Прежде я любил обед или был к нему равнодушен, теперь же он не возбуждает во мне ничего, кроме скуки и раздражения. С тех пор, как я стал превосходительным и побывал в деканах факультета, семья моя нашла почему-то нужным совершенно изменить наше меню и обеденные порядки. Вместо тех простых блюд, к которым я привык, когда был студентом и лекарем, теперь меня кормят супом-пюре, в котором плавают какие-то белые сосульки, и почками в мадере. Генеральский чин и известность отняли у меня навсегда и щи, и вкусные пироги, и гуся с яблоками, и леща с кашей. Они же отняли у меня горничную Агашу, говорливую и смешливую старушку, вместо которой подает теперь обед Егор, тупой и надменный малый, с белой перчаткой на правой руке. Антракты коротки, но кажутся чрезмерно длинными, потому что их нечем наполнить. Уж нет прежней веселости, непринужденных разговоров, шуток, смеха, нет взаимных ласок и той радости, какая волновала детей, жену и меня, когда мы сходились, бывало, в столовой; для меня, занятого человека, обед был временем отдыха и свидания, а для жены и детей праздником, правда коротким, но светлым и радостным, когда они знали, что я на полчаса принадлежу не науке, не студентам, а только им одним и больше никому. Нет уже больше уменья пьянеть от одной рюмки, нет Агаши, нет леща с кашей, нет того шума, каким всегда встречались маленькие обеденные скандалы вроде драки под столом кошки с собакой или падения повязки с Катиной щеки в тарелку с супом.
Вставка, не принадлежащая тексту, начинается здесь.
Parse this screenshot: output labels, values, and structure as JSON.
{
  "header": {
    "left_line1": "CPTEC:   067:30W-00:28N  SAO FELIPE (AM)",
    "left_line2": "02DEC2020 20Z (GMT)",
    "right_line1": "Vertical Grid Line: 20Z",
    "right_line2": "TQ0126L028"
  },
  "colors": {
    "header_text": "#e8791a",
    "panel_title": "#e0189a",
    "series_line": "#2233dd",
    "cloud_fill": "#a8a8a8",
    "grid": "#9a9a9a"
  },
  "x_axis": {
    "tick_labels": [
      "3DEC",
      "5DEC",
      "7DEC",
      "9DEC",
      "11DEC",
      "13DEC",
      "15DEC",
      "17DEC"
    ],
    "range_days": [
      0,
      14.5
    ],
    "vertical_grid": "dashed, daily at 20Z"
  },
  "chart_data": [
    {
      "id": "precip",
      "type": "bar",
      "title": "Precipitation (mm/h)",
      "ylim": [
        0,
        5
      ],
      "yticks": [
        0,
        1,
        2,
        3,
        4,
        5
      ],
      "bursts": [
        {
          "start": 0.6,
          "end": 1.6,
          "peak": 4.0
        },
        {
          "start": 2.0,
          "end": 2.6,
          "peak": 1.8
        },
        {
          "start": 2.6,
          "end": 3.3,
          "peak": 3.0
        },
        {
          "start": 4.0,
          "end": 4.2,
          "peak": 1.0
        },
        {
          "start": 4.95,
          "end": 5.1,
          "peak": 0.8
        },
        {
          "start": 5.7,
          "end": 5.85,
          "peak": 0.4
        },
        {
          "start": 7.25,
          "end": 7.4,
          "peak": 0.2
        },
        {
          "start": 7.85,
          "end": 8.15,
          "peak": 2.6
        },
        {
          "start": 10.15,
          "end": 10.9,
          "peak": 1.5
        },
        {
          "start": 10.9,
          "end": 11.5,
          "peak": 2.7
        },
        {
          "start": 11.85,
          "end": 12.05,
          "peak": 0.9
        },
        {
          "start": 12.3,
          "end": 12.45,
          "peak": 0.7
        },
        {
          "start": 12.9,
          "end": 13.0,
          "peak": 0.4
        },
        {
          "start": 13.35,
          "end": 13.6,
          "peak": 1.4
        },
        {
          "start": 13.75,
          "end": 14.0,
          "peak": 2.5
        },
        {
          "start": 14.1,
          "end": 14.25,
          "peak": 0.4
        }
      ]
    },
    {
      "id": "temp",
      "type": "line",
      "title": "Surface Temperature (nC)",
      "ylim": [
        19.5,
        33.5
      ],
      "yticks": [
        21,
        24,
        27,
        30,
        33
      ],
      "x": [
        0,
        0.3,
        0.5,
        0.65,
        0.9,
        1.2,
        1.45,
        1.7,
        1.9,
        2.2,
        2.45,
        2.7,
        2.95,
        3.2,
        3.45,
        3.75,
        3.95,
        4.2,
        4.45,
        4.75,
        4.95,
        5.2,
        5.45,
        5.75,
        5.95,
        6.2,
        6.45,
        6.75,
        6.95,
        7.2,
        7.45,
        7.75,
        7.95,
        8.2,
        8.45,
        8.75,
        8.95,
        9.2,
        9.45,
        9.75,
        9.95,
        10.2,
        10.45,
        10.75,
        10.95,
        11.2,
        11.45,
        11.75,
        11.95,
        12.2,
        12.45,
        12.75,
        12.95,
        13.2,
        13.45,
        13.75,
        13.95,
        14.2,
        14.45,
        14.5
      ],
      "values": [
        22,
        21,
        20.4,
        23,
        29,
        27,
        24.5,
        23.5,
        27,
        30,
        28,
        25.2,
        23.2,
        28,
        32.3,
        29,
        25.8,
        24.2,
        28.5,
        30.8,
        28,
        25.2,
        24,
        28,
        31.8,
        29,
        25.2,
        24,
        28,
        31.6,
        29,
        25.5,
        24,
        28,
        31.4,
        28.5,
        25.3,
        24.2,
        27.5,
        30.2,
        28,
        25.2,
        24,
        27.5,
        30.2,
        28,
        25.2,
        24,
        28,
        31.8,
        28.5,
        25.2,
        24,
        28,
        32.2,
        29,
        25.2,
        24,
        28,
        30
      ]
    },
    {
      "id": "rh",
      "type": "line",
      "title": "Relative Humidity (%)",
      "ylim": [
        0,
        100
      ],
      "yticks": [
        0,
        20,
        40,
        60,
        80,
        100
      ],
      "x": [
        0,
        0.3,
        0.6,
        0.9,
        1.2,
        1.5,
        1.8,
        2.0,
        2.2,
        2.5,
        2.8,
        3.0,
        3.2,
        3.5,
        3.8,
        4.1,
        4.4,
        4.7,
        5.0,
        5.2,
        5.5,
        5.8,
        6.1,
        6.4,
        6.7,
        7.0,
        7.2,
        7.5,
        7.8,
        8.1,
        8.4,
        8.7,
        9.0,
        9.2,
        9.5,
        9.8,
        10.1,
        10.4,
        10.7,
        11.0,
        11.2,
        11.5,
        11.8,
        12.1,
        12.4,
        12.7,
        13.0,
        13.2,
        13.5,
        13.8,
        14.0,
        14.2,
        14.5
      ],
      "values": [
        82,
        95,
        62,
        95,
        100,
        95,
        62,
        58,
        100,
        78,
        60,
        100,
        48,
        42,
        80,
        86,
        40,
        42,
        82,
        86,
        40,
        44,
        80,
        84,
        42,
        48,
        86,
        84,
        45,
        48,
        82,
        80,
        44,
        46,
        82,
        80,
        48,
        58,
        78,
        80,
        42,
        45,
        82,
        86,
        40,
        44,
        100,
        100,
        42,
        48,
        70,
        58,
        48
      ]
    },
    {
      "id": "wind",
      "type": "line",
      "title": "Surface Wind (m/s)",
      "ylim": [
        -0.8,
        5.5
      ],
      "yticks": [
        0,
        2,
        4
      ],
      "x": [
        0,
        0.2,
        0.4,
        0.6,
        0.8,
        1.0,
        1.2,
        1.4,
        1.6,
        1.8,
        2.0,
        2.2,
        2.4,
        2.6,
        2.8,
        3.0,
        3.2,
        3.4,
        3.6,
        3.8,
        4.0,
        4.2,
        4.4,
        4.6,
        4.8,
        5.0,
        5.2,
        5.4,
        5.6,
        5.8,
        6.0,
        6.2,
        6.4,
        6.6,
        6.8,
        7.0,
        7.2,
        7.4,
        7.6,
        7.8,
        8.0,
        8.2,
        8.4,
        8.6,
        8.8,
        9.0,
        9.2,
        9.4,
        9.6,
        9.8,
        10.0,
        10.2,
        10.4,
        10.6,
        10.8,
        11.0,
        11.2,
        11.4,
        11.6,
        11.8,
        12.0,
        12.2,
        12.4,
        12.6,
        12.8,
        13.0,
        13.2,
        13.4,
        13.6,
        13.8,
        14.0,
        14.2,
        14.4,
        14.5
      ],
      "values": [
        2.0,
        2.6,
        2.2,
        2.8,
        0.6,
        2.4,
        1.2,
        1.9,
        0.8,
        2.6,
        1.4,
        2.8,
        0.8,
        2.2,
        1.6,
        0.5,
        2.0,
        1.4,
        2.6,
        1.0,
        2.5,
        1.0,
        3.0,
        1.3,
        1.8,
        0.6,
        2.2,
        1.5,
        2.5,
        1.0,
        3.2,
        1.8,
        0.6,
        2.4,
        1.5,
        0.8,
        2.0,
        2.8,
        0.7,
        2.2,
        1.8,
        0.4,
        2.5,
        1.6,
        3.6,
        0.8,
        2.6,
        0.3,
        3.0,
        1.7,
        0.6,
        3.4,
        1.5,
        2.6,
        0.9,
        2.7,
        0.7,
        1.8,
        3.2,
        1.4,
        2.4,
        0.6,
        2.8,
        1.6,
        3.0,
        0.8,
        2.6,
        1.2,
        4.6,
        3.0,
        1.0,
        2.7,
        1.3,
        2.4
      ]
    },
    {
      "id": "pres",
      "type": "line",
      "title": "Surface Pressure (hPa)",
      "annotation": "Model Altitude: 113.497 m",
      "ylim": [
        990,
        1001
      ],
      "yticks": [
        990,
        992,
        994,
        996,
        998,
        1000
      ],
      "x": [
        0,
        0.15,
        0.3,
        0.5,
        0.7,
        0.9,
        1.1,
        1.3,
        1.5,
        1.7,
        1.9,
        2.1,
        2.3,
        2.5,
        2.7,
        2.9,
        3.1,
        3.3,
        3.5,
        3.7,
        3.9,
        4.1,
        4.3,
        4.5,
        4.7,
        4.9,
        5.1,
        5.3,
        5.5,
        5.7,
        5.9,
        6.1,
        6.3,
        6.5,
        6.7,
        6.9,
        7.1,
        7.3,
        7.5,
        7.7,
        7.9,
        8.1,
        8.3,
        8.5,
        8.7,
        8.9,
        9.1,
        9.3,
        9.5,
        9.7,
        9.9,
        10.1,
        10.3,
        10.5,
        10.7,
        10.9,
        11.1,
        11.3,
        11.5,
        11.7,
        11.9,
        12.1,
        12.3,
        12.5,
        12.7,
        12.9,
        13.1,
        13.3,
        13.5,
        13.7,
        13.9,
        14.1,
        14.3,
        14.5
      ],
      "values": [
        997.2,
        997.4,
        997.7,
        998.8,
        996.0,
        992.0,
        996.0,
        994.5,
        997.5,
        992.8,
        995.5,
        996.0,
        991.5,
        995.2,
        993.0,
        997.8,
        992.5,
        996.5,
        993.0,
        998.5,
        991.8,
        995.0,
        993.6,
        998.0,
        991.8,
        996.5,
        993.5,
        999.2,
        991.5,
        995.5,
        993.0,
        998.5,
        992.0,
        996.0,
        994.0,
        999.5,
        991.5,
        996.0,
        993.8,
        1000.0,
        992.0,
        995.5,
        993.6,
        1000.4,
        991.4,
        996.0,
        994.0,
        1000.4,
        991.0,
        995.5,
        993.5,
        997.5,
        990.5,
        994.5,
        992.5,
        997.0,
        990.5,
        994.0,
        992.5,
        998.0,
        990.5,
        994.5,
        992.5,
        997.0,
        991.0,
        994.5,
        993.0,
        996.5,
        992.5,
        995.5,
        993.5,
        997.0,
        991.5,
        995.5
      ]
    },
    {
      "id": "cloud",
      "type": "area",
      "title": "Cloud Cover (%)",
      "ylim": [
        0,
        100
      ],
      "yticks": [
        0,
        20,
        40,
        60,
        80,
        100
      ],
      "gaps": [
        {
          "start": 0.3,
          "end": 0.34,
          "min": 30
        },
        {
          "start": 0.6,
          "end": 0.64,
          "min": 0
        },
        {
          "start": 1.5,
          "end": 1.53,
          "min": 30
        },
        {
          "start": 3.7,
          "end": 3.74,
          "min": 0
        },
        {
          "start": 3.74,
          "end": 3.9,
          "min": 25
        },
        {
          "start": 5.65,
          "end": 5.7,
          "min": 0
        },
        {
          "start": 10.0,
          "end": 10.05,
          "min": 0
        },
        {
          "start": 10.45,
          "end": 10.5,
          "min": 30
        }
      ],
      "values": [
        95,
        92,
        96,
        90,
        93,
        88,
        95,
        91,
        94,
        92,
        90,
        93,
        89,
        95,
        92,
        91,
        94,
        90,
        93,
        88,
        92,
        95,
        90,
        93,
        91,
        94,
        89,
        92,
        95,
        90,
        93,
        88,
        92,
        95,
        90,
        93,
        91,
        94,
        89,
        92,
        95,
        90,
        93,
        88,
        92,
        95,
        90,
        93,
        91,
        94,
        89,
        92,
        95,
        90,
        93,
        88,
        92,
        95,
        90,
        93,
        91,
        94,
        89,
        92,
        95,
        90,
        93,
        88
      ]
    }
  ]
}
Описывать теперешний обед так же невкусно, как есть его. На лице у жены торжественность, напускная важность и обычное выражение заботы. Она беспокойно оглядывает наши тарелки и говорит: «Я вижу, вам жаркое не нравится… Скажите: ведь не нравится?» И я должен отвечать: «Напрасно ты беспокоишься, милая, жаркое очень вкусно». А она: «Ты всегда за меня заступаешься, Николай Степаныч, и никогда не скажешь правды. Отчего же Александр Адольфович так мало кушал?» – и все в таком же роде в продолжение всего обеда. Лиза отрывисто хохочет и щурит глаза. Я гляжу на обеих, и только вот теперь за обедом для меня совершенно ясно, что внутренняя жизнь обеих давно уже ускользнула от моего наблюдения. У меня такое чувство, как будто когда-то я жил дома с настоящей семьей, а теперь обедаю в гостях у ненастоящей жены и вижу ненастоящую Лизу. Произошла в обеих резкая перемена, я прозевал тот долгий процесс, по которому эта перемена совершалась, и немудрено, что я ничего не понимаю. Отчего произошла перемена? Не знаю. Быть может, вся беда в том, что жене и дочери Бог не дал такой же силы, как мне. С детства я привык противостоять внешним влияниям и закалил себя достаточно; такие житейские катастрофы, как известность, генеральство, переход от довольства к жизни не по средствам, знакомства со знатью и проч., едва коснулись меня, и я остался цел и невредим; на слабых же, незакаленных жену и Лизу все это свалилось, как большая снеговая глыба, и сдавило их.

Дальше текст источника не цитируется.